I have decided to do my resolutions a little differently this year. I am going to attempt to explain why and how, but be warned that it might make no sense at all.
Ross and I started the year by starting the Book of Mormon with our girls. For family scripture study, we have usually taught the girls (mostly Emma) a specific gospel term- like covenant or reveleation, or we have told a scripture story using pictures. After this, we would repeat an Article of Faith a few times to help Emma memorize them. We decided this year that we should start reading the actual scriptures, and just explain as we go if Emma got bored or uninterested.

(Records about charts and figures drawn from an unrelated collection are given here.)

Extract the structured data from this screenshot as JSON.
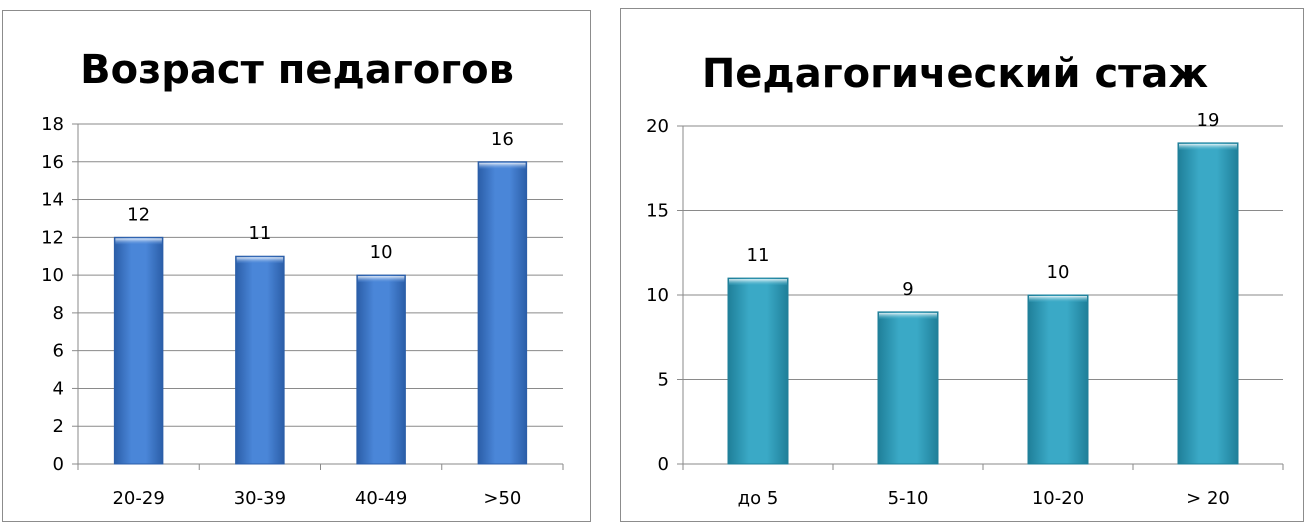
{
  "chart_data": [
    {
      "type": "bar",
      "title": "Возраст педагогов",
      "categories": [
        "20-29",
        "30-39",
        "40-49",
        ">50"
      ],
      "values": [
        12,
        11,
        10,
        16
      ],
      "ylim": [
        0,
        18
      ],
      "yticks": [
        0,
        2,
        4,
        6,
        8,
        10,
        12,
        14,
        16,
        18
      ],
      "grid": true,
      "data_labels": true,
      "bar_color": "#4a86d8",
      "bar_color_dark": "#2b5ea8"
    },
    {
      "type": "bar",
      "title": "Педагогический стаж",
      "categories": [
        "до 5",
        "5-10",
        "10-20",
        "> 20"
      ],
      "values": [
        11,
        9,
        10,
        19
      ],
      "ylim": [
        0,
        20
      ],
      "yticks": [
        0,
        5,
        10,
        15,
        20
      ],
      "grid": true,
      "data_labels": true,
      "bar_color": "#3aa9c6",
      "bar_color_dark": "#1f7f99"
    }
  ]
}
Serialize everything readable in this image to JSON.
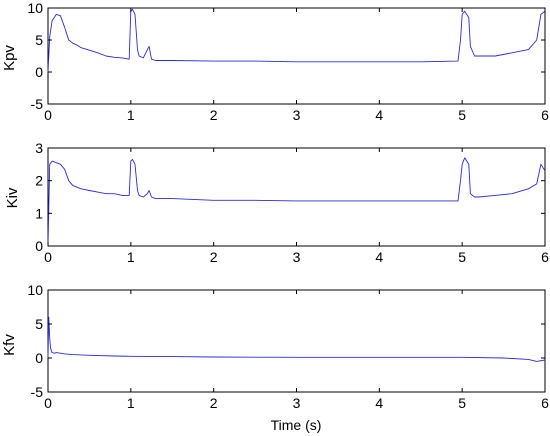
{
  "colors": {
    "line": "#2b2bd9",
    "axis": "#000000",
    "background": "#ffffff"
  },
  "chart_data": [
    {
      "type": "line",
      "ylabel": "Kpv",
      "xlabel": "",
      "xlim": [
        0,
        6
      ],
      "ylim": [
        -5,
        10
      ],
      "xticks": [
        0,
        1,
        2,
        3,
        4,
        5,
        6
      ],
      "yticks": [
        -5,
        0,
        5,
        10
      ],
      "xtick_labels": [
        "0",
        "1",
        "2",
        "3",
        "4",
        "5",
        "6"
      ],
      "ytick_labels": [
        "-5",
        "0",
        "5",
        "10"
      ],
      "series": [
        {
          "x": [
            0,
            0.02,
            0.05,
            0.1,
            0.15,
            0.2,
            0.25,
            0.3,
            0.35,
            0.4,
            0.5,
            0.6,
            0.7,
            0.8,
            0.9,
            0.98,
            1.0,
            1.02,
            1.05,
            1.08,
            1.1,
            1.15,
            1.2,
            1.22,
            1.25,
            1.3,
            1.5,
            2.0,
            2.5,
            3.0,
            3.5,
            4.0,
            4.5,
            4.95,
            4.98,
            5.0,
            5.03,
            5.08,
            5.1,
            5.15,
            5.2,
            5.4,
            5.6,
            5.8,
            5.9,
            5.95,
            6.0
          ],
          "y": [
            0,
            5.5,
            8.0,
            9.0,
            8.8,
            7.0,
            5.0,
            4.5,
            4.2,
            3.8,
            3.4,
            3.0,
            2.5,
            2.3,
            2.2,
            2.0,
            9.5,
            9.8,
            9.0,
            3.5,
            2.5,
            2.2,
            3.5,
            4.0,
            2.0,
            1.8,
            1.8,
            1.7,
            1.7,
            1.6,
            1.6,
            1.6,
            1.6,
            1.7,
            5.0,
            9.0,
            9.5,
            8.5,
            4.0,
            2.5,
            2.5,
            2.5,
            3.0,
            3.5,
            5.0,
            9.0,
            9.5
          ]
        }
      ]
    },
    {
      "type": "line",
      "ylabel": "Kiv",
      "xlabel": "",
      "xlim": [
        0,
        6
      ],
      "ylim": [
        0,
        3
      ],
      "xticks": [
        0,
        1,
        2,
        3,
        4,
        5,
        6
      ],
      "yticks": [
        0,
        1,
        2,
        3
      ],
      "xtick_labels": [
        "0",
        "1",
        "2",
        "3",
        "4",
        "5",
        "6"
      ],
      "ytick_labels": [
        "0",
        "1",
        "2",
        "3"
      ],
      "series": [
        {
          "x": [
            0,
            0.02,
            0.05,
            0.1,
            0.15,
            0.2,
            0.25,
            0.3,
            0.35,
            0.4,
            0.5,
            0.6,
            0.7,
            0.8,
            0.9,
            0.98,
            1.0,
            1.02,
            1.05,
            1.08,
            1.1,
            1.15,
            1.2,
            1.22,
            1.25,
            1.3,
            1.5,
            2.0,
            2.5,
            3.0,
            3.5,
            4.0,
            4.5,
            4.95,
            4.98,
            5.0,
            5.03,
            5.08,
            5.1,
            5.15,
            5.2,
            5.4,
            5.6,
            5.8,
            5.9,
            5.95,
            6.0
          ],
          "y": [
            0,
            2.5,
            2.6,
            2.55,
            2.5,
            2.35,
            2.0,
            1.85,
            1.8,
            1.75,
            1.7,
            1.65,
            1.6,
            1.6,
            1.55,
            1.55,
            2.6,
            2.65,
            2.5,
            1.7,
            1.55,
            1.5,
            1.6,
            1.7,
            1.5,
            1.45,
            1.45,
            1.4,
            1.4,
            1.38,
            1.38,
            1.38,
            1.38,
            1.38,
            2.0,
            2.5,
            2.7,
            2.5,
            1.6,
            1.5,
            1.5,
            1.55,
            1.6,
            1.75,
            1.9,
            2.5,
            2.3
          ]
        }
      ]
    },
    {
      "type": "line",
      "ylabel": "Kfv",
      "xlabel": "Time (s)",
      "xlim": [
        0,
        6
      ],
      "ylim": [
        -5,
        10
      ],
      "xticks": [
        0,
        1,
        2,
        3,
        4,
        5,
        6
      ],
      "yticks": [
        -5,
        0,
        5,
        10
      ],
      "xtick_labels": [
        "0",
        "1",
        "2",
        "3",
        "4",
        "5",
        "6"
      ],
      "ytick_labels": [
        "-5",
        "0",
        "5",
        "10"
      ],
      "series": [
        {
          "x": [
            0,
            0.01,
            0.02,
            0.03,
            0.05,
            0.08,
            0.1,
            0.15,
            0.2,
            0.3,
            0.5,
            0.8,
            1.0,
            1.5,
            2.0,
            3.0,
            4.0,
            5.0,
            5.5,
            5.8,
            5.9,
            6.0
          ],
          "y": [
            0,
            6.0,
            3.0,
            1.5,
            0.8,
            0.7,
            0.8,
            0.7,
            0.6,
            0.5,
            0.4,
            0.3,
            0.25,
            0.2,
            0.15,
            0.1,
            0.1,
            0.1,
            0.0,
            -0.2,
            -0.5,
            -0.3
          ]
        }
      ]
    }
  ]
}
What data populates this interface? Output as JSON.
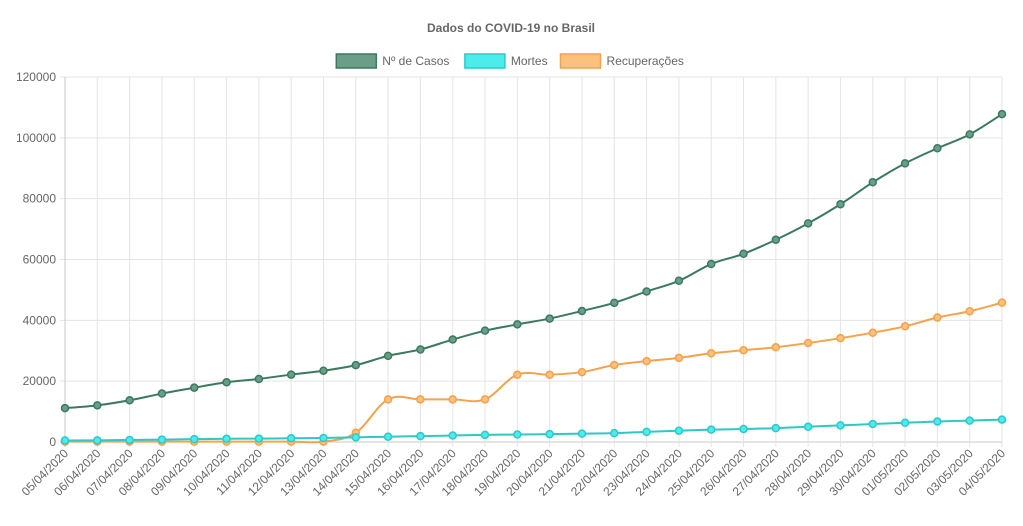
{
  "chart_data": {
    "type": "line",
    "title": "Dados do COVID-19 no Brasil",
    "xlabel": "",
    "ylabel": "",
    "ylim": [
      0,
      120000
    ],
    "yticks": [
      0,
      20000,
      40000,
      60000,
      80000,
      100000,
      120000
    ],
    "ytick_labels": [
      "0",
      "20000",
      "40000",
      "60000",
      "80000",
      "100000",
      "120000"
    ],
    "grid": true,
    "legend_position": "top",
    "categories": [
      "05/04/2020",
      "06/04/2020",
      "07/04/2020",
      "08/04/2020",
      "09/04/2020",
      "10/04/2020",
      "11/04/2020",
      "12/04/2020",
      "13/04/2020",
      "14/04/2020",
      "15/04/2020",
      "16/04/2020",
      "17/04/2020",
      "18/04/2020",
      "19/04/2020",
      "20/04/2020",
      "21/04/2020",
      "22/04/2020",
      "23/04/2020",
      "24/04/2020",
      "25/04/2020",
      "26/04/2020",
      "27/04/2020",
      "28/04/2020",
      "29/04/2020",
      "30/04/2020",
      "01/05/2020",
      "02/05/2020",
      "03/05/2020",
      "04/05/2020"
    ],
    "series": [
      {
        "name": "Nº de Casos",
        "color": "#3a7a5e",
        "fill": "#6a9e88",
        "values": [
          11130,
          12056,
          13717,
          15927,
          17857,
          19638,
          20727,
          22169,
          23430,
          25262,
          28320,
          30425,
          33682,
          36599,
          38654,
          40581,
          43079,
          45757,
          49492,
          52995,
          58509,
          61888,
          66501,
          71886,
          78162,
          85380,
          91589,
          96559,
          101147,
          107780
        ]
      },
      {
        "name": "Mortes",
        "color": "#2ec8c8",
        "fill": "#4cecec",
        "values": [
          486,
          553,
          667,
          800,
          941,
          1056,
          1124,
          1223,
          1328,
          1532,
          1736,
          1924,
          2141,
          2354,
          2462,
          2575,
          2741,
          2906,
          3331,
          3704,
          4057,
          4271,
          4543,
          5017,
          5466,
          5901,
          6329,
          6750,
          7025,
          7367
        ]
      },
      {
        "name": "Recuperações",
        "color": "#f5a24a",
        "fill": "#fcc07f",
        "values": [
          127,
          127,
          127,
          127,
          127,
          127,
          127,
          127,
          127,
          3046,
          14026,
          14026,
          14026,
          14026,
          22130,
          22130,
          22991,
          25318,
          26573,
          27655,
          29160,
          30152,
          31142,
          32544,
          34132,
          35935,
          38039,
          40937,
          42991,
          45815
        ]
      }
    ]
  }
}
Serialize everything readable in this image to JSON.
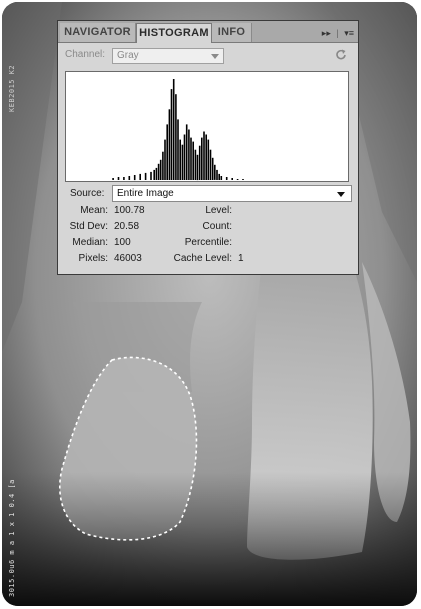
{
  "side_text": {
    "top": "KEB2015 K2",
    "bottom": "3015.0u6 m a 1 x 1 0.4 [a"
  },
  "panel": {
    "tabs": [
      {
        "label": "NAVIGATOR",
        "active": false
      },
      {
        "label": "HISTOGRAM",
        "active": true
      },
      {
        "label": "INFO",
        "active": false
      }
    ],
    "menu_glyphs": {
      "expand": "▸▸",
      "separator": "|",
      "menu": "▾≡"
    },
    "channel": {
      "label": "Channel:",
      "value": "Gray"
    },
    "source": {
      "label": "Source:",
      "value": "Entire Image"
    },
    "stats": {
      "mean": {
        "label": "Mean:",
        "value": "100.78"
      },
      "std_dev": {
        "label": "Std Dev:",
        "value": "20.58"
      },
      "median": {
        "label": "Median:",
        "value": "100"
      },
      "pixels": {
        "label": "Pixels:",
        "value": "46003"
      },
      "level": {
        "label": "Level:",
        "value": ""
      },
      "count": {
        "label": "Count:",
        "value": ""
      },
      "percentile": {
        "label": "Percentile:",
        "value": ""
      },
      "cache_level": {
        "label": "Cache Level:",
        "value": "1"
      }
    },
    "histogram": {
      "type": "bar",
      "levels": [
        40,
        45,
        50,
        55,
        60,
        65,
        70,
        75,
        78,
        80,
        82,
        84,
        86,
        88,
        90,
        92,
        94,
        96,
        98,
        100,
        102,
        104,
        106,
        108,
        110,
        112,
        114,
        116,
        118,
        120,
        122,
        124,
        126,
        128,
        130,
        132,
        134,
        136,
        138,
        140,
        145,
        150,
        155,
        160
      ],
      "values": [
        2,
        3,
        3,
        4,
        5,
        6,
        7,
        8,
        10,
        12,
        16,
        20,
        28,
        40,
        55,
        70,
        90,
        100,
        85,
        60,
        40,
        35,
        45,
        55,
        50,
        42,
        38,
        30,
        25,
        34,
        42,
        48,
        45,
        40,
        30,
        22,
        15,
        10,
        6,
        4,
        3,
        2,
        1,
        1
      ],
      "xlim": [
        0,
        255
      ]
    }
  },
  "colors": {
    "panel_bg": "#d6d6d6",
    "tabbar_bg": "#a9a9a9",
    "hist_bar": "#000000"
  }
}
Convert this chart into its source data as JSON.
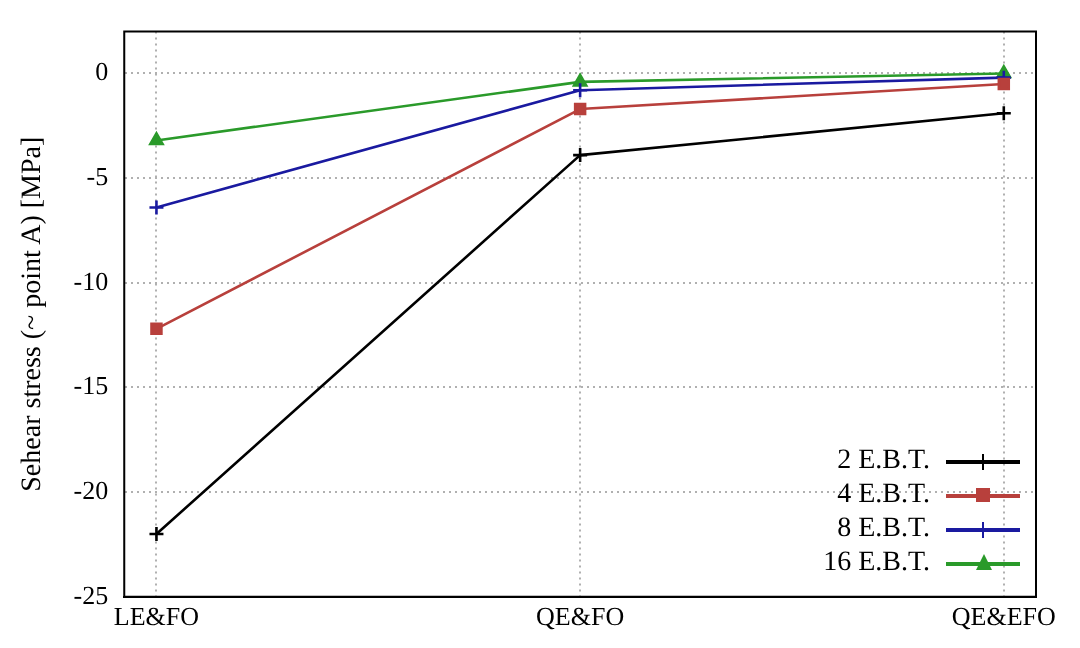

So it was, that close to the first day of the year I read that old familiar chant from Nephi- "I will go and do the things with the Lord hath commanded me." I have read the Book of Mormon well over 40 times in my lifetime, and I have read that verse at least twice that many times, but this time it stuck. I have found myself using it to motivate me on slow days. "I will Go and Do the things which the Lord hath commanded me." Whenever I felt too tired or too grumpy or too pregnant to do things that I knew needed to be done, that line would reverberate in my mind again.
"I will go and do the things which the Lord hath commanded me."
It helps. It helps a lot. It might be simplistic, but it is meaningful and concise, and it gets me on my feet and doing the things that need to be done.
So- that has become my theme for this year. That is my resolution this year. I want to go and do the things which the Lord hath commanded me. I want to make my home a more loving place. I want to be a better mother. I want to be a better Servant of the Lord. I want to be a better and more deserving wife (because honestly- my husband is incredible, and he deserves a better help-meet!). If I were to make a list of all the specific things that would help me to achieve those things, it would basically be a big long list of things that the Lord has already commanded me to do. Scripture study, prayer, temple worship, gospel teaching, cultivating patience, being frugal, etc. All those things are good and will bring me closer to the person I want to be.
This year, instead of making a list of tasks to complete I am just going to repeat to myself over and over, every day- I will go and do the things which the Lord hath commanded me. I think it will be hard to be idle and impatient (two of my biggest obstacles right now) when I am trying to do only those things that the Lord has commanded me. I hope that this theme will continue to stay at motivational to me as it has been for these first few weeks.
Who knows, maybe I will get tired of that soon and decide to make a big list. I do love my lists!